Ora intorno a sé ha decine di volontari. Perché la sua comunità è in prima linea nell’aiutare una metropoli stremata dagli attacchi. Pane, viveri, medicine, prodotti per l’infanzia vengono distribuiti ogni giorno a centinaia di “ultimi” che a Kharkiv sono rimasti nonostante il fuoco senza tregua dell’esercito russo. «È un’altra modalità di soccorso. Ma è sempre soccorso alla gente», dice il prete. E subito aggiunge: «Quelle settimane febbrili sopra l’ambulanza sono state una scuola di vita. Ho accumulato un bagaglio di esperienze che oggi mi tornano utili per vivere in una città ferita». Sul cellulare ha le sue foto con la divisa rossa da medico d’emergenza. «Sono stato fra i primi soccorritori ad arrivare a Bucha e a Irpin dopo che erano state liberate e le truppe russe le avevano lasciate distrutte. Posso testimoniare che erano decine i corpi senza vita abbandonati lungo le strade e anche bruciati, ma pure i feriti che dovevano portare in ospedale».

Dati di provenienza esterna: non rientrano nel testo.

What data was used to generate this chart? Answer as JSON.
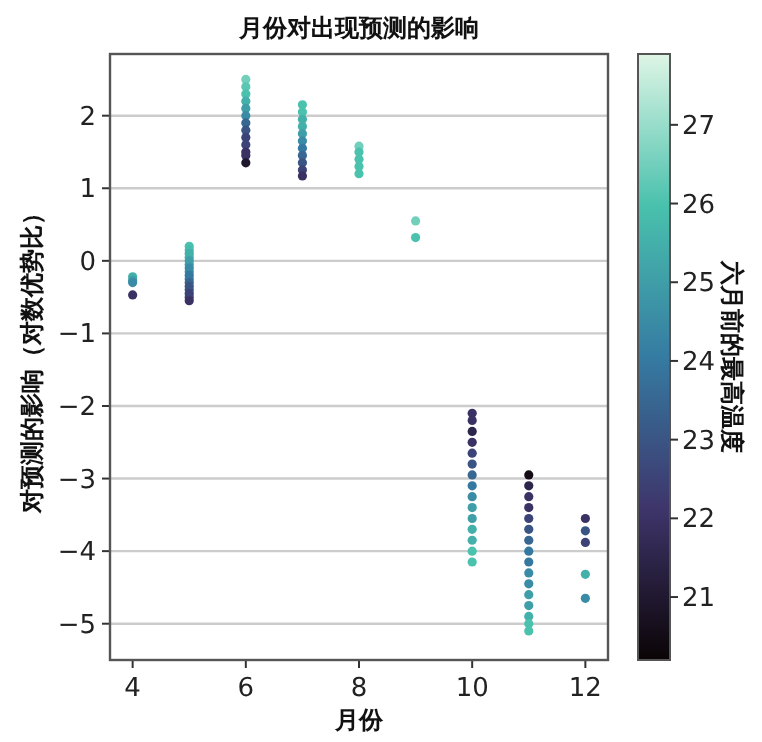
{
  "chart_data": {
    "type": "scatter",
    "title": "月份对出现预测的影响",
    "xlabel": "月份",
    "ylabel": "对预测的影响（对数优势比）",
    "clabel": "六月前的最高温度",
    "xlim": [
      3.6,
      12.4
    ],
    "xticks": [
      4,
      6,
      8,
      10,
      12
    ],
    "ylim": [
      -5.5,
      2.85
    ],
    "yticks": [
      -5,
      -4,
      -3,
      -2,
      -1,
      0,
      1,
      2
    ],
    "clim": [
      20.2,
      27.9
    ],
    "cticks": [
      21,
      22,
      23,
      24,
      25,
      26,
      27
    ],
    "grid": "y",
    "marker": "circle",
    "x": [
      4,
      4,
      4,
      4,
      5,
      5,
      5,
      5,
      5,
      5,
      5,
      5,
      5,
      5,
      5,
      5,
      5,
      5,
      5,
      5,
      6,
      6,
      6,
      6,
      6,
      6,
      6,
      6,
      6,
      6,
      6,
      6,
      6,
      7,
      7,
      7,
      7,
      7,
      7,
      7,
      7,
      7,
      7,
      7,
      8,
      8,
      8,
      8,
      8,
      9,
      9,
      10,
      10,
      10,
      10,
      10,
      10,
      10,
      10,
      10,
      10,
      10,
      10,
      10,
      10,
      10,
      11,
      11,
      11,
      11,
      11,
      11,
      11,
      11,
      11,
      11,
      11,
      11,
      11,
      11,
      11,
      11,
      12,
      12,
      12,
      12,
      12
    ],
    "values": [
      -0.22,
      -0.27,
      -0.3,
      -0.47,
      0.2,
      0.15,
      0.1,
      0.05,
      0,
      -0.05,
      -0.1,
      -0.15,
      -0.2,
      -0.25,
      -0.3,
      -0.35,
      -0.4,
      -0.45,
      -0.5,
      -0.55,
      2.5,
      2.4,
      2.3,
      2.2,
      2.1,
      2.0,
      1.9,
      1.8,
      1.7,
      1.6,
      1.5,
      1.45,
      1.35,
      2.15,
      2.05,
      1.95,
      1.85,
      1.75,
      1.65,
      1.55,
      1.45,
      1.35,
      1.25,
      1.17,
      1.58,
      1.5,
      1.4,
      1.3,
      1.2,
      0.55,
      0.32,
      -2.1,
      -2.2,
      -2.35,
      -2.5,
      -2.65,
      -2.8,
      -2.95,
      -3.1,
      -3.25,
      -3.4,
      -3.55,
      -3.7,
      -3.85,
      -4.0,
      -4.15,
      -2.95,
      -3.1,
      -3.25,
      -3.4,
      -3.55,
      -3.7,
      -3.85,
      -4.0,
      -4.15,
      -4.3,
      -4.45,
      -4.6,
      -4.75,
      -4.9,
      -5.0,
      -5.1,
      -3.55,
      -3.72,
      -3.88,
      -4.32,
      -4.65
    ],
    "cvalues": [
      25.5,
      25,
      24.5,
      22,
      26,
      25.8,
      25.5,
      25.5,
      25,
      25,
      24.5,
      24.5,
      24,
      24,
      23.5,
      23,
      23,
      22.5,
      22.5,
      22,
      26.5,
      26.2,
      26,
      25.5,
      25,
      24.5,
      23.5,
      23,
      22.5,
      22.5,
      22,
      22,
      21,
      26,
      26,
      25.5,
      25.5,
      25,
      24.5,
      24,
      23.5,
      23,
      22.5,
      22,
      26.5,
      26,
      26,
      26,
      26,
      26.5,
      26,
      22,
      22,
      21.5,
      22,
      22.5,
      23,
      23.5,
      24,
      24.5,
      25,
      25,
      25.5,
      25.5,
      26,
      26,
      20.5,
      21.5,
      22,
      22,
      22.5,
      23,
      23.5,
      24,
      24,
      24.5,
      24.5,
      25,
      25,
      25.5,
      26,
      26,
      22,
      23,
      22.5,
      25.5,
      24.5
    ]
  }
}
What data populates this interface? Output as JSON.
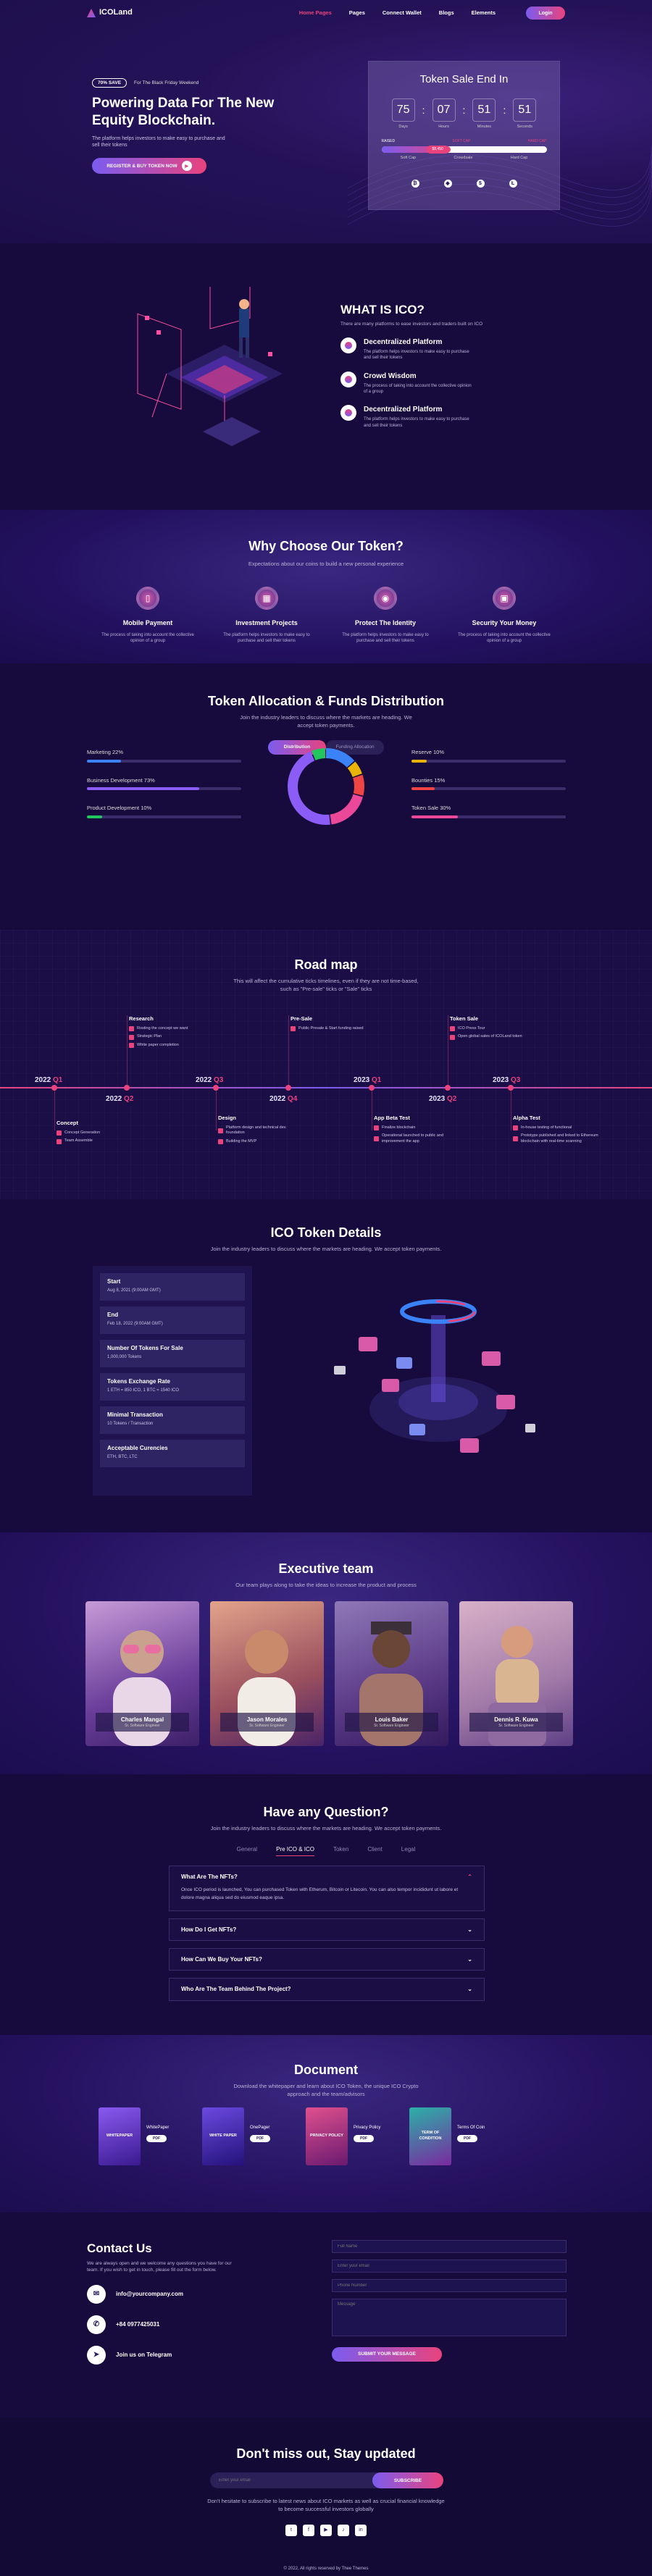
{
  "nav": {
    "logo": "ICOLand",
    "items": [
      "Home Pages",
      "Pages",
      "Connect Wallet",
      "Blogs",
      "Elements"
    ],
    "login": "Login"
  },
  "hero": {
    "badge": "70% SAVE",
    "badge_text": "For The Black Friday Weekend",
    "title": "Powering Data For The New Equity Blockchain.",
    "desc": "The platform helps investors to make easy to purchase and sell their tokens",
    "cta": "REGISTER & BUY TOKEN NOW"
  },
  "sale": {
    "title": "Token Sale End In",
    "countdown": [
      {
        "value": "75",
        "label": "Days"
      },
      {
        "value": "07",
        "label": "Hours"
      },
      {
        "value": "51",
        "label": "Minutes"
      },
      {
        "value": "51",
        "label": "Seconds"
      }
    ],
    "progress_labels": [
      "RAISED",
      "SOFT CAP",
      "HARD CAP"
    ],
    "progress_value": "$8,450",
    "progress_fraction": 0.42,
    "under_labels": [
      "Soft Cap",
      "Crowdsale",
      "Hard Cap"
    ],
    "payment_icons": [
      "bitcoin-icon",
      "ethereum-icon",
      "dollar-icon",
      "litecoin-icon"
    ]
  },
  "whatis": {
    "title": "WHAT IS ICO?",
    "subtitle": "There are many platforms to ease investors and traders built on ICO",
    "features": [
      {
        "title": "Decentralized Platform",
        "desc": "The platform helps investors to make easy to purchase and sell their tokens"
      },
      {
        "title": "Crowd Wisdom",
        "desc": "The process of taking into account the collective opinion of a group"
      },
      {
        "title": "Decentralized Platform",
        "desc": "The platform helps investors to make easy to purchase and sell their tokens"
      }
    ]
  },
  "why": {
    "title": "Why Choose Our Token?",
    "subtitle": "Expectations about our coins to build a new personal experience",
    "items": [
      {
        "title": "Mobile Payment",
        "desc": "The process of taking into account the collective opinion of a group"
      },
      {
        "title": "Investment Projects",
        "desc": "The platform helps investors to make easy to purchase and sell their tokens"
      },
      {
        "title": "Protect The Identity",
        "desc": "The platform helps investors to make easy to purchase and sell their tokens"
      },
      {
        "title": "Security Your Money",
        "desc": "The process of taking into account the collective opinion of a group"
      }
    ]
  },
  "allocation": {
    "title": "Token Allocation & Funds Distribution",
    "subtitle": "Join the industry leaders to discuss where the markets are heading. We accept token payments.",
    "tabs": [
      "Distribution",
      "Funding Allocation"
    ],
    "left": [
      {
        "label": "Marketing 22%",
        "value": 22,
        "color": "#3b82f6"
      },
      {
        "label": "Business Development 73%",
        "value": 73,
        "color": "#8b5cf6"
      },
      {
        "label": "Product Development 10%",
        "value": 10,
        "color": "#22c55e"
      }
    ],
    "right": [
      {
        "label": "Reserve 10%",
        "value": 10,
        "color": "#eab308"
      },
      {
        "label": "Bounties 15%",
        "value": 15,
        "color": "#ef4444"
      },
      {
        "label": "Token Sale 30%",
        "value": 30,
        "color": "#ec4899"
      }
    ],
    "donut_colors": [
      "#3b82f6",
      "#eab308",
      "#ef4444",
      "#ec4899",
      "#8b5cf6",
      "#22c55e"
    ]
  },
  "roadmap": {
    "title": "Road map",
    "subtitle": "This will affect the cumulative ticks timelines, even if they are not time-based, such as \"Pre-sale\" ticks or \"Sale\" ticks",
    "years": [
      {
        "y": "2022",
        "q": "Q1"
      },
      {
        "y": "2022",
        "q": "Q2"
      },
      {
        "y": "2022",
        "q": "Q3"
      },
      {
        "y": "2022",
        "q": "Q4"
      },
      {
        "y": "2023",
        "q": "Q1"
      },
      {
        "y": "2023",
        "q": "Q2"
      },
      {
        "y": "2023",
        "q": "Q3"
      }
    ],
    "top_events": [
      {
        "title": "Research",
        "items": [
          "Rosting the concept we want",
          "Strategic Plan",
          "White paper completion"
        ]
      },
      {
        "title": "Pre-Sale",
        "items": [
          "Public Presale & Start funding raised"
        ]
      },
      {
        "title": "Token Sale",
        "items": [
          "ICO Press Tour",
          "Open global sales of ICOLand token"
        ]
      }
    ],
    "bottom_events": [
      {
        "title": "Concept",
        "items": [
          "Concept Generation",
          "Team Assemble"
        ]
      },
      {
        "title": "Design",
        "items": [
          "Platform design and technical dev. foundation",
          "Building the MVP"
        ]
      },
      {
        "title": "App Beta Test",
        "items": [
          "Finalize blockchain",
          "Operational launched to public and improvement the app"
        ]
      },
      {
        "title": "Alpha Test",
        "items": [
          "In-house testing of functional",
          "Prototype published and linked to Ethereum blockchain with real-time scanning"
        ]
      }
    ]
  },
  "details": {
    "title": "ICO Token Details",
    "subtitle": "Join the industry leaders to discuss where the markets are heading. We accept token payments.",
    "rows": [
      {
        "k": "Start",
        "v": "Aug 8, 2021 (9:00AM GMT)"
      },
      {
        "k": "End",
        "v": "Feb 18, 2022 (9:00AM GMT)"
      },
      {
        "k": "Number Of Tokens For Sale",
        "v": "1,000,000 Tokens"
      },
      {
        "k": "Tokens Exchange Rate",
        "v": "1 ETH = 850 ICO, 1 BTC = 1540 ICO"
      },
      {
        "k": "Minimal Transaction",
        "v": "10 Tokens / Transaction"
      },
      {
        "k": "Acceptable Curencies",
        "v": "ETH, BTC, LTC"
      }
    ]
  },
  "team": {
    "title": "Executive team",
    "subtitle": "Our team plays along to take the ideas to increase the product and process",
    "members": [
      {
        "name": "Charles Mangal",
        "role": "Sr. Software Engineer"
      },
      {
        "name": "Jason Morales",
        "role": "Sr. Software Engineer"
      },
      {
        "name": "Louis Baker",
        "role": "Sr. Software Engineer"
      },
      {
        "name": "Dennis R. Kuwa",
        "role": "Sr. Software Engineer"
      }
    ]
  },
  "faq": {
    "title": "Have any Question?",
    "subtitle": "Join the industry leaders to discuss where the markets are heading. We accept token payments.",
    "tabs": [
      "General",
      "Pre ICO & ICO",
      "Token",
      "Client",
      "Legal"
    ],
    "questions": [
      {
        "q": "What Are The NFTs?",
        "a": "Once ICO period is launched, You can purchased Token with Etherum, Bitcoin or Litecoin. You can also tempor incididunt ut labore et dolore magna aliqua sed do eiusmod eaque ipsa."
      },
      {
        "q": "How Do I Get NFTs?"
      },
      {
        "q": "How Can We Buy Your NFTs?"
      },
      {
        "q": "Who Are The Team Behind The Project?"
      }
    ]
  },
  "document": {
    "title": "Document",
    "subtitle": "Download the whitepaper and learn about ICO Token, the unique ICO Crypto approach and the team/advisors",
    "docs": [
      {
        "cover": "WHITEPAPER",
        "name": "WhitePaper",
        "color": "#6d3fd0"
      },
      {
        "cover": "WHITE PAPER",
        "name": "OnePager",
        "color": "#4a2fa8"
      },
      {
        "cover": "PRIVACY POLICY",
        "name": "Privacy Policy",
        "color": "#b0307a"
      },
      {
        "cover": "TERM OF CONDITION",
        "name": "Terms Of Coin",
        "color": "#1f8a8a"
      }
    ],
    "pdf": "PDF"
  },
  "contact": {
    "title": "Contact Us",
    "desc": "We are always open and we welcome any questions you have for our team. If you wish to get in touch, please fill out the form below.",
    "email": "info@yourcompany.com",
    "phone": "+84 0977425031",
    "telegram": "Join us on Telegram",
    "fields": [
      "Full Name",
      "Enter your email",
      "Phone Number",
      "Message"
    ],
    "submit": "SUBMIT YOUR MESSAGE"
  },
  "news": {
    "title": "Don't miss out, Stay updated",
    "placeholder": "Enter your email",
    "button": "SUBSCRIBE",
    "note": "Don't hesitate to subscribe to latest news about ICO markets as well as crucial financial knowledge to become successful investors globally",
    "socials": [
      "twitter-icon",
      "facebook-icon",
      "youtube-icon",
      "tiktok-icon",
      "linkedin-icon"
    ],
    "copyright": "© 2022, All rights reserved by Thee Themes"
  }
}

I genitori del sacerdote abitano in una delle zone occupate a ridosso del Donbass. Li sente al telefono non più di una volta al mese. «Alla gente i soldati russi hanno sequestrato i cellulari – riferisce don Bohdan –. E la rete telefonica è stata bloccata. Si vive come in prigione». La madre è una veterinaria. «Almeno lei riesce a uscire di casa per cercare qualcosa da mangiare. Mio padre no: ha 45 anni e, se venisse fermato fuori, rischierebbe la vita o di essere arruolato fra le file russe. E se si vuole comprase qualcosa, l’unica moneta ammessa è il rublo: un’assurdità... Siamo in Ucraina». Per lui è impossibile mettere piede nel suo paese natale. «Siccome sono un prete cattolico, verrei immediatamente imprigionato ». E riferisce di forme di collaborazionismo di stampo religioso: «Questa è una regione dove la maggioranza dei fedeli è legata alla Chiesa del patriarcato di Mosca. Ma mai avrei creduto che i sacerdoti ortodossi solidarizzassero con i militari russi e li supportassero. Invece nel villaggio da cui provengo accade». Don Borysenko è accanto alla resistenza ucraina. «I nostri soldati ci proteggono. Preghiamo anche per loro durante le liturgie». Tutti i giorni in più di cento partecipano alla celebrazione feriale. «La preghiera è sorgente di speranza – conclude il giovane parroco –. Se non hai più un lavoro, se hai la casa bombardata, se sopravvivi a stento, l’unica cosa a cui pensi è al conflitto. E allora rischi l’ossessione. Perché la guerra uccide non solo i corpi ma anche le menti. Chissà quanto ci vorrà per ricostruire la nostra nazione».